Mehr Transparenz für mehr Sicherheit

Cristina De Luca -

Januar 11, 2022

Sicherheit durch Unklarheit und die Praxis des „Versteckens“ von Informationen, um sie vor dem Zugriff von Cyberkriminellen zu schützen, war schon immer ein umstrittenes Thema in der Sicherheitsbranche – und es wird zunehmend infrage gestellt. Viele halten dieses Vorgehen für einen großen Fehler, der Unternehmen bei Angriffen auf ihr Netzwerk benachteiligen kann. Denn die Cybersicherheit ist zu wichtig geworden, um sie einigen anonymen IT-Spezialisten zu überlassen, die im Inneren einer Bank, einer Regierungsbehörde oder eines Krankenhauses arbeiten.

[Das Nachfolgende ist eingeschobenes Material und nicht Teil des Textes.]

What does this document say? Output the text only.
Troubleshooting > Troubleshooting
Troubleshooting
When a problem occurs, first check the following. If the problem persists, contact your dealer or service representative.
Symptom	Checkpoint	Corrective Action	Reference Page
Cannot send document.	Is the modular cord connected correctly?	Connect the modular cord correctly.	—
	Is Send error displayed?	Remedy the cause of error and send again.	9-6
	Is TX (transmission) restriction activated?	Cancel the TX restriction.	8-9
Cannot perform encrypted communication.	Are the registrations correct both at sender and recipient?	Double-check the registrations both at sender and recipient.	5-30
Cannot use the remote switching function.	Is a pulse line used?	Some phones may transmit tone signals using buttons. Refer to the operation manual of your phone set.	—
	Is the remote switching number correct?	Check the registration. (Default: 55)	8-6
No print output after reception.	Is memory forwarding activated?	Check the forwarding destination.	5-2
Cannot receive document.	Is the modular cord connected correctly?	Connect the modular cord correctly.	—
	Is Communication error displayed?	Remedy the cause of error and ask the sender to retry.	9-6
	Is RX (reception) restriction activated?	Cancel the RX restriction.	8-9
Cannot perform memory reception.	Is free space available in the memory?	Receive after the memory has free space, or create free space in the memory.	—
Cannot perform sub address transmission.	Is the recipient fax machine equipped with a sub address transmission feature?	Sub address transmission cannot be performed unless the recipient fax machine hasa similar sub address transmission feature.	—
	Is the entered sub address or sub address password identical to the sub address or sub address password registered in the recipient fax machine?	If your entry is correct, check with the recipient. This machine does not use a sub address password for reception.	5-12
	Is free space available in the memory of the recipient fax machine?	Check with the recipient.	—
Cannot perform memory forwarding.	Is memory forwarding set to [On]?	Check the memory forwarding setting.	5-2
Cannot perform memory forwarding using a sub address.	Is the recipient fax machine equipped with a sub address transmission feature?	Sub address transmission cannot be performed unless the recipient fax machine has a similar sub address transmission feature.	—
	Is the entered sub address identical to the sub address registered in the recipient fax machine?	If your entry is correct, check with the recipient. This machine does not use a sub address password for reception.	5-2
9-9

Andererseits wird Transparenz weiterhin als Vorteil für Organisationen angesehen, die ihr Netzwerk schützen und proaktiv auf Bedrohungen reagieren wollen, ohne alle Beteiligten zu gefährden: das Unternehmen selbst, seine Kunden und seine Lieferanten. Sie hilft Entwicklern und ihren Kunden, die verschiedenen Komponenten ihres Systems zu verstehen und Probleme zu erkennen, die zu Schwachstellen führen können.

Unvorhergesehene Sicherheitslücken sind eine Tatsache in der heutigen Technologielandschaft. Sicherheit ist eine kollektive und gemeinsame Verantwortung und erfordert die Zusammenarbeit zwischen Herstellern, Systemanbietern und Endnutzern, um Abhilfemaßnahmen schnell und effektiv umzusetzen. Aber ohne eine Verpflichtung zur Transparenz – vor allem seitens der führenden Unternehmen der Technologiebranche und der Anbieter – ist es einfach nicht möglich, öffentliches Vertrauen zu schaffen und Sicherheit zu gewährleisten.

Elektrofahrzeuge sind ein gutes Beispiel für den Wert der Zusammenarbeit und Transparenz im Bereich der Cybersicherheit. Viele Modelle erfordern eine extrem anspruchsvolle Software, die häufig aktualisiert werden muss. Tesla zum Beispiel gibt mindestens einmal im Monat Updates an seine Besitzer aus.

Um Updates bereitzustellen, benötigt ein Elektroautohersteller weltweite Zugriffsrechte auf die Bordcomputer seiner Fahrzeuge. Natürlich wollen die Besitzer sicher sein, dass ihr Auto dadurch nicht gehackt, gestohlen, ferngesteuert, verriegelt oder während der Fahrt ausspioniert wird. Aus diesem Grund müssen die Hersteller von Elektrofahrzeugen sehr offen über ihre Cybersicherheit sprechen, damit Autobesitzer oder vertrauenswürdige Experten beurteilen können, ob die Systeme des Unternehmens wirksamen Schutz bieten.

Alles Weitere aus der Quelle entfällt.